By Sana Elouazi
By Sana Elouazi
Rabat – Abdelkarim Benatiq, the Minister Delegate in charge of Moroccans Living Abroad (MRE) and ImmigrationaAffairs, received on Tuesday, November 28 the families of Moroccan migrants detained in Libya who protested outside the ministry headquarters.
After they protested on Monday morning in front of the Ministry of Foreign Affairs and International Affairs, they moved to the ministry of Benatiq, calling on the authorities to help their detained relatives return home as soon as possible.
The families, who came from several Moroccan cities, lambasted the “slowness” of authorities, demanding the release of their loved ones.
After receiving the demonstrators, Benatiq reassured the families that the ministry is making all possible efforts, in coordination with other governmental departments, to carry out this operation and ensure the repatriation of these Moroccans to their country.

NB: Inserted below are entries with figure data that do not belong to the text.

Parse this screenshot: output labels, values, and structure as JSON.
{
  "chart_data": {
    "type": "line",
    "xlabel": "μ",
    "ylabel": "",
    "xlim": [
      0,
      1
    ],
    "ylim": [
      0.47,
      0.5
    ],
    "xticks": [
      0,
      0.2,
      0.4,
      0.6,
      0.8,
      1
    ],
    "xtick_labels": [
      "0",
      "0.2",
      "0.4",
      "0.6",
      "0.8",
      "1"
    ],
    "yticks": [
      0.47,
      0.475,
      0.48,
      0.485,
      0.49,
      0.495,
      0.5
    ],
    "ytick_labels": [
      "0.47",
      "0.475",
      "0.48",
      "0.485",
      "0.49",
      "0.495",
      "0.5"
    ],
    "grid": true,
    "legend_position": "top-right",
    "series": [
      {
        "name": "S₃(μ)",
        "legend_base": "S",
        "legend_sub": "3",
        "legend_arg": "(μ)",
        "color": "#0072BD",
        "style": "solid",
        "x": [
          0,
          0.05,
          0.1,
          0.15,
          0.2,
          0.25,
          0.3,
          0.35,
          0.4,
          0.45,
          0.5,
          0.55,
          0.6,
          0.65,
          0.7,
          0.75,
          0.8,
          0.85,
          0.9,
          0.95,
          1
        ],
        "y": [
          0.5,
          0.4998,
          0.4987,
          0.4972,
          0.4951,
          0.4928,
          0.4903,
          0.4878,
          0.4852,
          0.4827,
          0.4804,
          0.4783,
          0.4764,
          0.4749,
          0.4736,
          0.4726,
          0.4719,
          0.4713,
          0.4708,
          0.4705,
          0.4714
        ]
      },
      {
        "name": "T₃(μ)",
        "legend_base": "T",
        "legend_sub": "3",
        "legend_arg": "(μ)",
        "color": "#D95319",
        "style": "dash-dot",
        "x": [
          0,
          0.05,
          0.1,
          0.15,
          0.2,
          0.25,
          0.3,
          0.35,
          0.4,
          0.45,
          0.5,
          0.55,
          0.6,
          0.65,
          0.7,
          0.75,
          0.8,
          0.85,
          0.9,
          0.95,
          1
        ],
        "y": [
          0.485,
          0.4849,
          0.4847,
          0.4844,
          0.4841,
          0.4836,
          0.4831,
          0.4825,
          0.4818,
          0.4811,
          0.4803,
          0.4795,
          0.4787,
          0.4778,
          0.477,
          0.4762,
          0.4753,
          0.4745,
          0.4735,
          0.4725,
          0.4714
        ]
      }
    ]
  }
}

The committee in charge of Moroccans repatriation is composed of a delegation from the Ministry of the Interior, the Ministry of Foreign Affairs and International Cooperation, the Ministry of Moroccans Living Abroad as well as from the Directorate General of Studies and Documentation (DGED).
A government source told Morocco World News that authorities started their repatriation procedures before the widespread of videos on social media, in which Moroccan migrants called for help to put an end to their detention and mistreatment in Libya. However, the delay in repatriating the migrants stemmed from security concerns.
“Technical and logistical problems hinder the identification of Moroccans detained in Libya. Moroccan authorities also fear infiltration of jihadists and radicals on Moroccan territory,” the government source said.
The large group of Moroccans are currently stranded in Libya after their attempts to cross the Mediterranean to Europe failed. They found themselves the subject of human trafficking by smugglers before being detained by Libyan forces in Tripoli and the center of Zouara near the Tunisian border.